Another point would be if e.g. Spain, or perhaps the aforementioned Italy falls into a very severe deflationary recession on the back of the current mess. It would be very difficult for the ECB to accomodate such a scenario I think. Of course, some kind of EU transfer in kind might be a possibility here. But where does this leave us with the whole convergence and one-size-fits all monetary policy hypothesis? Ultimately, the ECB may be facing a credibility backlash as a result of the current myopic focus on inflation.
@Bbzz24
I completely agree with the main thrust of your argument. It makes little sense to invoke this US v. Europe football match since these are two different regions/economic structures. However, in this light specifically it also worries me to hear Trichet speaking, at one of the press conferences, about how the ECB is like the Fed, in that it presides over one homogenous economy. This is BS (!) and acting accordingly will only bring tears I think.

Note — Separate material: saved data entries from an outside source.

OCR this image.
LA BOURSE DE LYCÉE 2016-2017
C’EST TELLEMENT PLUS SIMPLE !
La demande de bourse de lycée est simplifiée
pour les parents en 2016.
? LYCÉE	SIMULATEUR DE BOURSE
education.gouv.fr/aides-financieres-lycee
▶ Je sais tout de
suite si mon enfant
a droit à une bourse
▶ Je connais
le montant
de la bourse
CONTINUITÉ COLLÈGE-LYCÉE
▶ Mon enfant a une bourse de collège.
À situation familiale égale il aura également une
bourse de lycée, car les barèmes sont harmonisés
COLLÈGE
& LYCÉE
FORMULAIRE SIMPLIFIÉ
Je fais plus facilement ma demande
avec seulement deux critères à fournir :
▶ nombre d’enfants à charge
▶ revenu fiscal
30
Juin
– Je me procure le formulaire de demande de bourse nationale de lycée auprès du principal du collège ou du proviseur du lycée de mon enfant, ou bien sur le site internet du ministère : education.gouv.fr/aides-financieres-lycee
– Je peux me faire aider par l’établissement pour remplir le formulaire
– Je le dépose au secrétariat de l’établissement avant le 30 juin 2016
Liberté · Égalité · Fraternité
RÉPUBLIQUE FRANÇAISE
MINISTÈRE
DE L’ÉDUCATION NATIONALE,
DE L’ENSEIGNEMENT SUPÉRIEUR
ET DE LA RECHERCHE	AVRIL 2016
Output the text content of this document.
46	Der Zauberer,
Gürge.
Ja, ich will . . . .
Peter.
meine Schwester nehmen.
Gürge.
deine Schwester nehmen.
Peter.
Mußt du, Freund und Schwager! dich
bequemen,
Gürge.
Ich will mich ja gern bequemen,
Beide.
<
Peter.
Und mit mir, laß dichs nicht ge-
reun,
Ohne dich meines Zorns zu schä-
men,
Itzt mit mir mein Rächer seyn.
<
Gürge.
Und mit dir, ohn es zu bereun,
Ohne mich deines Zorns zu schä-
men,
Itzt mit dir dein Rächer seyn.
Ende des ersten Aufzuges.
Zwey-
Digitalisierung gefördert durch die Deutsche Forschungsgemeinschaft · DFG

"Consider this: budget deficit spending is 2x the annual GDP growth for quite some time!!! How is this possible? Well, the Chinese and Japanese are willing, so far, to fund the U.S. growth in exchange for future claims against the government and the U.S. taxpayer."
Quite, this system is obviously unsustainable in its current form and with the velocity it is growing. However, my guess is that this is structural in the sense that e.g. Japan cannot
do anything else than hope to live off of claims on more "vibrant" (read: young) economies. Yet, this does not mean that emerging market mercantilism and the subsequent US overconsumption won't come to an end. My guess is that the system is crumbling as I type since the US is well under way to transform into a different economy. I won't be easy and it won't be painless but it will happen ... gasoline tax anybody :)?
Cheers
Claus
I am getting the same feeling about the U.S. economy. Taxes are about 10-15% lower than in Europe but there are no social benefits and against the very little already promised the government has borrowed and spent already big time.
Add to this the huge urban sprawls and lack of any desire among kids to study sciences, the huge external debts....
It looks there will be quite a bit of rebalancing in the world.